Livro do desassossego, de Fernando Pessoa

Releio esse formidável Livro do desassossego e sinto-me forçado a brindá-lo com algumas palavras. Impressiona não somente a originalidade, mas a capacidade ímpar do poeta em sustentar a atmosfera que lhe é característica. Alternando descrições e pensamentos, revelando todo um universo interior de um banalíssimo “ajudante de guarda-livros” lisboeta, são trezentas e cinquenta páginas harmônicas, ritmadas, que expressam um estado mental meditativo e uma percepção refinadíssima. O poeta consegue ser agudo, potente e por vezes cruel sem parecê-lo, numa prosa tão bela que blinda-se contra qualquer sentimento repulsivo e afaga o espírito do leitor. Grande arte, grande filosofia, páginas imortais. Viva, Pessoa!

Quando se perde a tradição

De Pessoa:

Quando o povo perde a tradição, quer dizer que se quebrou o laço social; e quando se quebra o laço social, resulta que se quebra o laço social entre a minoria e o povo. E quando se quebra o laço entre a minoria e o povo, acabam a arte e a verdadeira ciência, cessam as agências principais, de cuja existência a civilização deriva.

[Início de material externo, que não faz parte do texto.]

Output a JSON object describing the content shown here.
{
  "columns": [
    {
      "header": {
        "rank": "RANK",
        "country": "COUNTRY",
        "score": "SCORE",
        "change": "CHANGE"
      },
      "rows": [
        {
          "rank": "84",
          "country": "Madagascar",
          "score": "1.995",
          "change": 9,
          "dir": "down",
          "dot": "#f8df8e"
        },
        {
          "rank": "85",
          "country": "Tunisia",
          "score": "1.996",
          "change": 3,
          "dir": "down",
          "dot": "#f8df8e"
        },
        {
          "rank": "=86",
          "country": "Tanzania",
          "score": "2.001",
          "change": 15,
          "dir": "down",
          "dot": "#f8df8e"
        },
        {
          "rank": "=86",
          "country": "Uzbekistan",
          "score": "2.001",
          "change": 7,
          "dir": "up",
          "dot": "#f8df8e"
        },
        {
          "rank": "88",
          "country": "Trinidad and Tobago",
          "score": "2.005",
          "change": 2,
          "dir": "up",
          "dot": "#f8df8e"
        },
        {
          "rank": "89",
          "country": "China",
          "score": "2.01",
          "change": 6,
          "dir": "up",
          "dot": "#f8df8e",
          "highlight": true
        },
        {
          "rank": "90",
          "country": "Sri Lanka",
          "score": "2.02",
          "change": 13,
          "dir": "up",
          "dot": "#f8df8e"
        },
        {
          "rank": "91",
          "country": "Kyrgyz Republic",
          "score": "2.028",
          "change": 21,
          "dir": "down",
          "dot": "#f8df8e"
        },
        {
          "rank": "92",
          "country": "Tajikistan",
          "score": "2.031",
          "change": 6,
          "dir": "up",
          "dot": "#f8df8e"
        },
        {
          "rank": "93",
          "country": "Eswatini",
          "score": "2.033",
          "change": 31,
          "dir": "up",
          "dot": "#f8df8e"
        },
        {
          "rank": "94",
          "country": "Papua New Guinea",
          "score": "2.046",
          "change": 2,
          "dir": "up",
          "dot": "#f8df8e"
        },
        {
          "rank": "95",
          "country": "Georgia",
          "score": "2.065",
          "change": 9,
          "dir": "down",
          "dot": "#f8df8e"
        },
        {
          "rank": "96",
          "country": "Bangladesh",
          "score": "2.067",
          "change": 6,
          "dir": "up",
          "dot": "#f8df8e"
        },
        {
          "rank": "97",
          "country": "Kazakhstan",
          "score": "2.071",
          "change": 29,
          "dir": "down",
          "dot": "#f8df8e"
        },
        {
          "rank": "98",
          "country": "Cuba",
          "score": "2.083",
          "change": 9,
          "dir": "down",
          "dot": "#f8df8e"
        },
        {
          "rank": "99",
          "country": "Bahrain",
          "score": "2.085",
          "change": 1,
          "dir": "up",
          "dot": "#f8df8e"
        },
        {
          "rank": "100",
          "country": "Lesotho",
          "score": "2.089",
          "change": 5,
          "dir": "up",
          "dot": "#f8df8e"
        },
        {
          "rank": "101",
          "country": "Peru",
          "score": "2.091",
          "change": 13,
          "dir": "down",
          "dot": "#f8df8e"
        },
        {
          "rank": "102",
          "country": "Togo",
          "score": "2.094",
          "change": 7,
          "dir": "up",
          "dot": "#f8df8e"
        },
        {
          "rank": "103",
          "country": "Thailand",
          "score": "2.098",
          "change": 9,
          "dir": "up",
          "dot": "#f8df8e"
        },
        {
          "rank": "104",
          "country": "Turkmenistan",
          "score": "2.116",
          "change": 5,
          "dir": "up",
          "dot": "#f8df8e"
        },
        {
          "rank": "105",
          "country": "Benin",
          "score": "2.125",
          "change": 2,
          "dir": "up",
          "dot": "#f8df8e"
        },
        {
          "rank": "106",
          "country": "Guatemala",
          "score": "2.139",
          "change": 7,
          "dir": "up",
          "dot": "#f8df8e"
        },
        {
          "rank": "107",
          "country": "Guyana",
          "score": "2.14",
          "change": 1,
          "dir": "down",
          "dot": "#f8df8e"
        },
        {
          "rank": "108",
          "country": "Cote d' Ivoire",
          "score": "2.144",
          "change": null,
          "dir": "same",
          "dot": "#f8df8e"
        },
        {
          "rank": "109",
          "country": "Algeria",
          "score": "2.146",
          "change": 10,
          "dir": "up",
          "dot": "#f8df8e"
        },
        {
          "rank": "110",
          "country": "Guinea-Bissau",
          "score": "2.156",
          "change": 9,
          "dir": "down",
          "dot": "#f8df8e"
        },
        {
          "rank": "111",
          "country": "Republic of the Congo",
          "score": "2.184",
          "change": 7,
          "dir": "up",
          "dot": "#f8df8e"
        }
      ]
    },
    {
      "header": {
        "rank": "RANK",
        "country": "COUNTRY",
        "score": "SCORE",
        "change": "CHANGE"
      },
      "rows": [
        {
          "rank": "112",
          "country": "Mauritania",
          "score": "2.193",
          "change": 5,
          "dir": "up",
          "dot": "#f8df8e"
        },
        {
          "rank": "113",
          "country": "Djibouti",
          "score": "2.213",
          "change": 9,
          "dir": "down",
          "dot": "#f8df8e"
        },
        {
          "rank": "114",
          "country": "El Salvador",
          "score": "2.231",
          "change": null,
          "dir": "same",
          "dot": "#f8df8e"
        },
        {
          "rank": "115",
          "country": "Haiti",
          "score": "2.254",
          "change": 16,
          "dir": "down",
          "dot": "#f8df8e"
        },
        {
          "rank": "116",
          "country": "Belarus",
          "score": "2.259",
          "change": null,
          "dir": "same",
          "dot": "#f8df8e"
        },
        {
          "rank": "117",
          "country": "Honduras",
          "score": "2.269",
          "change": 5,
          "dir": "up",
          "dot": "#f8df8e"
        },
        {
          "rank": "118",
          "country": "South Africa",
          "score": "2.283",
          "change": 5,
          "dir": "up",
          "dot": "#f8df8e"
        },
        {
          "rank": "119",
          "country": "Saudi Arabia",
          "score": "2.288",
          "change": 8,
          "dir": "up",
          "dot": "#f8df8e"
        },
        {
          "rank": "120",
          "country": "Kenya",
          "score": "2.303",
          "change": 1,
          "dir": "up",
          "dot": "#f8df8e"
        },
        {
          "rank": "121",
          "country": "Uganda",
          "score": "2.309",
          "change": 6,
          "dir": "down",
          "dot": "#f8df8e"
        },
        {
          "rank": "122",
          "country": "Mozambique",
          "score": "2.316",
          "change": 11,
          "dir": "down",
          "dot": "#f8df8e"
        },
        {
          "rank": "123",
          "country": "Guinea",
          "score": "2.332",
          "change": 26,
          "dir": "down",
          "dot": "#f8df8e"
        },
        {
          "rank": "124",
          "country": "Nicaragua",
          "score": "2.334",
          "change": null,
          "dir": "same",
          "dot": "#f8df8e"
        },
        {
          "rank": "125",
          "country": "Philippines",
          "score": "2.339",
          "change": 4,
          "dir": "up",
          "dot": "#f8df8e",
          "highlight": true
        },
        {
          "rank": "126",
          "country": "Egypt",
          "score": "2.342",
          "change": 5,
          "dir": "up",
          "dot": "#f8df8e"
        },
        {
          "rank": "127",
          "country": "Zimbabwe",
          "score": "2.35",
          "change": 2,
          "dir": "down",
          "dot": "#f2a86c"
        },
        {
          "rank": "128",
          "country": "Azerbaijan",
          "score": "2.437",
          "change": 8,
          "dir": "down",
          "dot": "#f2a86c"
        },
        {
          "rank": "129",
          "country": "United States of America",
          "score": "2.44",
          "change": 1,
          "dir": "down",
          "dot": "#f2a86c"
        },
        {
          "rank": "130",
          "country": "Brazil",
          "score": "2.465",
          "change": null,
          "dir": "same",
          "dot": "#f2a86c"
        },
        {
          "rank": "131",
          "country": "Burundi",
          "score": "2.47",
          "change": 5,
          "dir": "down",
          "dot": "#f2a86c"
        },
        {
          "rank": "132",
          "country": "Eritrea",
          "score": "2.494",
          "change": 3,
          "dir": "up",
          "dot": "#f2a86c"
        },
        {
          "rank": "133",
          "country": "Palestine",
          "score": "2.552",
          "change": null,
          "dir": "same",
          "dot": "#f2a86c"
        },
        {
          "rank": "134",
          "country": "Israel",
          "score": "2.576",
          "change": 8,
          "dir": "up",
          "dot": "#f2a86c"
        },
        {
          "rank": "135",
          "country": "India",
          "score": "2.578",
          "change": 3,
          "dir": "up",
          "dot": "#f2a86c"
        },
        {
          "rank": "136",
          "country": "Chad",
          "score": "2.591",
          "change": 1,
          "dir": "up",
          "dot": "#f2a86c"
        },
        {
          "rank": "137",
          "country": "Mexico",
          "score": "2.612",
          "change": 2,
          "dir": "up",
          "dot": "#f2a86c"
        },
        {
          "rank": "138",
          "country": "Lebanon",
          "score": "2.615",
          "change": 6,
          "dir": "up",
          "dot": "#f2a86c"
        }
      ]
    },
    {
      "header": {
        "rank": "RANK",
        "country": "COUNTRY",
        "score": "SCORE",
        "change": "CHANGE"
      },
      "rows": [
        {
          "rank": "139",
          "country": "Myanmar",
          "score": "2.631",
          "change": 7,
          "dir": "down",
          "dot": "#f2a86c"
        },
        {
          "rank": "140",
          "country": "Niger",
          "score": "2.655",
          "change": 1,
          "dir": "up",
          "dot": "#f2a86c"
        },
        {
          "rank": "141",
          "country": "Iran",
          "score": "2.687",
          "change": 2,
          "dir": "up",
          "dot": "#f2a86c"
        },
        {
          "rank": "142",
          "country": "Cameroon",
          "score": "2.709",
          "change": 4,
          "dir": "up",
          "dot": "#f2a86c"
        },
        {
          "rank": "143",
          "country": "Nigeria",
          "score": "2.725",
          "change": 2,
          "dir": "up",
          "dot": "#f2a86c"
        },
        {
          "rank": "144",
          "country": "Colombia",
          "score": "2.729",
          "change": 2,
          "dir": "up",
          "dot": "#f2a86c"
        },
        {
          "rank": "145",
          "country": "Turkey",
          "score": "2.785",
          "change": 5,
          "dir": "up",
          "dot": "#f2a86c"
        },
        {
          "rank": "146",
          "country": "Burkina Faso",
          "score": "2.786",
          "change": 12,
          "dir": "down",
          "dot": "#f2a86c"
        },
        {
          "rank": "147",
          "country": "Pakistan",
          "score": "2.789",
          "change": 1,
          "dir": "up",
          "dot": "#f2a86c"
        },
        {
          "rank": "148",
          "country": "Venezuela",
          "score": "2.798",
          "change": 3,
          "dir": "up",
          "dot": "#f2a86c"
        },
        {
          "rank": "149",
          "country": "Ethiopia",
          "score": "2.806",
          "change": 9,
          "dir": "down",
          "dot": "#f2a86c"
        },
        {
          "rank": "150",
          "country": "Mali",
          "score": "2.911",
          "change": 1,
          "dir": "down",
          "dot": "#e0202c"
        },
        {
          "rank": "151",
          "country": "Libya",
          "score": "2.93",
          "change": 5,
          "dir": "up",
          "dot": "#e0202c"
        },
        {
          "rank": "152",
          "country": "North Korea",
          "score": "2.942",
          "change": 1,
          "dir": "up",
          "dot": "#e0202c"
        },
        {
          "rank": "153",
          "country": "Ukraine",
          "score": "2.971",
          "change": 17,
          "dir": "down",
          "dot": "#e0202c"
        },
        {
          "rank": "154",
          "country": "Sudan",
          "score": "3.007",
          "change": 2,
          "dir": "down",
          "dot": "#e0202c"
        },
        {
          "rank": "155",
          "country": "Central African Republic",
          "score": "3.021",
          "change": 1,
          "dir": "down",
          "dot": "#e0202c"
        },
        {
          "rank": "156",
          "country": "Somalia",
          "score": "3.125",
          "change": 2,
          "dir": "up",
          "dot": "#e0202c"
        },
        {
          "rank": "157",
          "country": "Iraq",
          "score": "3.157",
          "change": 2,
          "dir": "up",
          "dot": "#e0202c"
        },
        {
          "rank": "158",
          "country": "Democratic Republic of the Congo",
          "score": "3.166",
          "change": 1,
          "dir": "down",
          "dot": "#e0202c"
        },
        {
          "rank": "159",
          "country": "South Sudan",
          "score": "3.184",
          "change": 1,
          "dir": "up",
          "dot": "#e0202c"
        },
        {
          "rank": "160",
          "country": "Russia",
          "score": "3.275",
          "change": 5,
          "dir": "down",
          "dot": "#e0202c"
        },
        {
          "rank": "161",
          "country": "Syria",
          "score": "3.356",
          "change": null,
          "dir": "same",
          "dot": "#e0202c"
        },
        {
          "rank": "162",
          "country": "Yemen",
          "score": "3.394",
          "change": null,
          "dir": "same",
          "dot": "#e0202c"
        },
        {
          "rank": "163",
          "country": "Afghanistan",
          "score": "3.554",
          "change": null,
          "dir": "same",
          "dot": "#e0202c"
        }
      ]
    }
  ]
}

A filosofia é medíocre quando se rebaixa a um concurso de retórica

A filosofia é medíocre quando se rebaixa a um concurso de retórica. Perde o distintivo e passa a ser rasa como um debate político. O filósofo abre mão da sinceridade pela eloquência, gasta-lhe o espírito no vilíssimo convencer. Como enfastia as vazias discussões sobre os “sistemas”, sobre os “métodos”, sobre os “erros” alheios, quando o esforço seria muito melhor empregado, até por uma demonstração de respeito à filosofia, em individualizar e fortalecer a expressividade da própria percepção.

Há seres humanos adaptados e inadaptados

Há seres humanos adaptados e inadaptados, satisfeitos e inconformados, aqueles que gostam da vida e aqueles que acham-na um incômodo. Os que vivem, os que pensam; conforto, desconforto; esperança, desilusão. Pode haver, no ser humano, ambas as dimensões; pode ser que as não haja. Estranha observar o consenso velado de que haja um “normal”. A verdadeira pergunta é: como conduzir as diferentes e naturalíssimas disposições mentais? Respondendo-a, notaremos que se extrai valor do equilíbrio e do caos.